In September 2016, I spent two weeks in Russia. It was the first time I had been in Russia without traveling to Siberia, and I must admit that created a good deal of nostalgia for Russia's "Wild East."

While in Moscow, I was an invited lecturer for a seminar at the Center for the History of Religion and the Church at the Russian Academy of Sciences. I spoke on oral history as a window into the everyday faith of Protestant women in Soviet Siberia, and the discussion with the small group of scholars around the table was highly engaging. I also had the privilege of sitting on a roundtable panel with representatives of the Russian Orthodox Church (including priests and staff of the Moscow Patriarchate's division of External Affairs) at the Aleksandr Men' conference in Semkhoz (Sergiev Posad).
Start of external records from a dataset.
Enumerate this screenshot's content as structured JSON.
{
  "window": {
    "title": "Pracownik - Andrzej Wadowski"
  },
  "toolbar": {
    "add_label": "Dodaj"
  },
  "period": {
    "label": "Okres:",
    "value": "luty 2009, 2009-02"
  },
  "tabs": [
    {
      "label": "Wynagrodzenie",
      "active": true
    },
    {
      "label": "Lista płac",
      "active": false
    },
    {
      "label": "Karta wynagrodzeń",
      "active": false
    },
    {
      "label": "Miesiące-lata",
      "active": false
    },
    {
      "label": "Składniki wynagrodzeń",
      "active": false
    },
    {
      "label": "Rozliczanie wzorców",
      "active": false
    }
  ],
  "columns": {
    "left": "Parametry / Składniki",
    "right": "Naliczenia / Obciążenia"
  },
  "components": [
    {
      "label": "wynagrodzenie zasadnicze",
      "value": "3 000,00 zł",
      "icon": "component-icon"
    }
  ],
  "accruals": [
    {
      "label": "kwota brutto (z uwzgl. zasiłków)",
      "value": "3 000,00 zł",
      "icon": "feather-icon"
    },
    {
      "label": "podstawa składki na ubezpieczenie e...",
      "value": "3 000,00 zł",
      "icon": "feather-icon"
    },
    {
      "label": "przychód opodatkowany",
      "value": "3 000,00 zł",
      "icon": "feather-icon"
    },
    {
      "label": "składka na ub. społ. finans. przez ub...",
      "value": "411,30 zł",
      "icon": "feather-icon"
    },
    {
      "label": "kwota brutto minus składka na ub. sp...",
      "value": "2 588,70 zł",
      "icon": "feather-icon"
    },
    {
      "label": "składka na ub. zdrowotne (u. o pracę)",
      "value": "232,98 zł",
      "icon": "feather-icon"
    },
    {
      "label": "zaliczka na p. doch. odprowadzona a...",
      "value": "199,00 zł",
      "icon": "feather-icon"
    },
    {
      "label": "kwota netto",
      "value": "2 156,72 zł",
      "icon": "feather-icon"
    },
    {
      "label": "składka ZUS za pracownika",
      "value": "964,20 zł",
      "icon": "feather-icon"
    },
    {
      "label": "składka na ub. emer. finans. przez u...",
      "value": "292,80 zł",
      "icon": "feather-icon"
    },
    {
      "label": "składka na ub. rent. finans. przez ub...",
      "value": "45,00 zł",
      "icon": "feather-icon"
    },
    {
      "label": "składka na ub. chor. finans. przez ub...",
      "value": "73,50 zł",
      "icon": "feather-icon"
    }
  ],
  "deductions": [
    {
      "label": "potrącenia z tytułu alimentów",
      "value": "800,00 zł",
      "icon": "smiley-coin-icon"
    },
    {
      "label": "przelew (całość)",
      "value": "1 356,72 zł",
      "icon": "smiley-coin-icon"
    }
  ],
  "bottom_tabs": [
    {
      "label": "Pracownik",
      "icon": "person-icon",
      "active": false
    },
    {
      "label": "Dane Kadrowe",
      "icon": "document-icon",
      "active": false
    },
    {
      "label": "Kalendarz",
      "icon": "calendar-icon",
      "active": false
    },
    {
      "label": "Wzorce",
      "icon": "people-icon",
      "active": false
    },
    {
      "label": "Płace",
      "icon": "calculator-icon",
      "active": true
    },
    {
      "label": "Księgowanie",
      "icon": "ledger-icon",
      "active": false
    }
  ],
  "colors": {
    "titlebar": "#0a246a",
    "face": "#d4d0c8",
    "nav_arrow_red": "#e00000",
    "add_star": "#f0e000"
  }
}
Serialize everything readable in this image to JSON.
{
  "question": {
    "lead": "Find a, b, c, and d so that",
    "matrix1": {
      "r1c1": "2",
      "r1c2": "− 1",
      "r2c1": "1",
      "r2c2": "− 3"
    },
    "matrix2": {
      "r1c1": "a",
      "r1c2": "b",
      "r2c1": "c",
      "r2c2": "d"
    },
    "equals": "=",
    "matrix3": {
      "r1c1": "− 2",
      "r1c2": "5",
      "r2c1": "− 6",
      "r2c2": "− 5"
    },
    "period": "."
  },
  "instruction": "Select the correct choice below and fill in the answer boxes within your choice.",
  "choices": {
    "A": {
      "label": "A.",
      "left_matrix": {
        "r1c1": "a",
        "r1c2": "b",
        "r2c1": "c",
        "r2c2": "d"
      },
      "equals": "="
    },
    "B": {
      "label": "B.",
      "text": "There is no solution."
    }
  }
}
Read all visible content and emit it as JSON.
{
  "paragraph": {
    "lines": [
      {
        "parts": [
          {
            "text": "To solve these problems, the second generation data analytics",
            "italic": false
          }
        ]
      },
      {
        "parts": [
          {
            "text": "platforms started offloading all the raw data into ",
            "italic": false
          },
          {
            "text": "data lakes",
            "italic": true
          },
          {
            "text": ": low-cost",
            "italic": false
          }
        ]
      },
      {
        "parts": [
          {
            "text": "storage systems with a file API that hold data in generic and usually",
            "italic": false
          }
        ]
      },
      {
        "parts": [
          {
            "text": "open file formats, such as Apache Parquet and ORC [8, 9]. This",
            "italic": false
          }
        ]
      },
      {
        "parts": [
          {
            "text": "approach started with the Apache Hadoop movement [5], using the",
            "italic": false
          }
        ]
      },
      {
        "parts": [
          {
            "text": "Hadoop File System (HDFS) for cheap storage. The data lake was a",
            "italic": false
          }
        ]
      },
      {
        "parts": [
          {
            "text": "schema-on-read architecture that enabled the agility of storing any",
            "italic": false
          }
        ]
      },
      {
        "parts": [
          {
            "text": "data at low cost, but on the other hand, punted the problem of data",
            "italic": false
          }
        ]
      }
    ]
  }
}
The topic of my particular contribution to that panel was the book An Inner Step toward God, a translation of Father Aleksandr's writings and reflections on prayer that I edited in 2014 (for more on that book, click on the "Publications" tab above and click on the link for that book). This annual conference is held every year on the anniversary of Father Aleksandr Men's tragic death on September 9, 1990. A few days later, I was one of several speakers at an "evening of remembrance" in honor of Fr. Aleksandr. When I arrived at the event, I was delighted to see several familiar faces, including Pavel Men' and Wallace Daniel. Daniel is the author of the latest biography of Fr. Aleksandr. A book review I have written on Daniel's book will soon be published in Theo Stavrou's Modern Greek Studies Yearbook.

From Moscow, I traveled on to Saint Petersburg, where I conducted four days of research in a fascinating archive at the State Museum of the History of Religion. The archive was originally established by Vladimir Bonch-Bruevich (Lenin's former secretary) as the State Museum of the History of Atheism and Religion. Its collection includes many documents confiscated from religious believers in the Soviet period, and I was delighted to discover several documents that will further illuminate the everyday lives of the evangelical women I am studying.

In the midst of this time in Russia, I realized that two weeks is just too short a time to visit, when various lectures and archival research is on the agenda. Fortunately, I did still have time to sneak in some short visits with several dear friends in Moscow and St. Pete.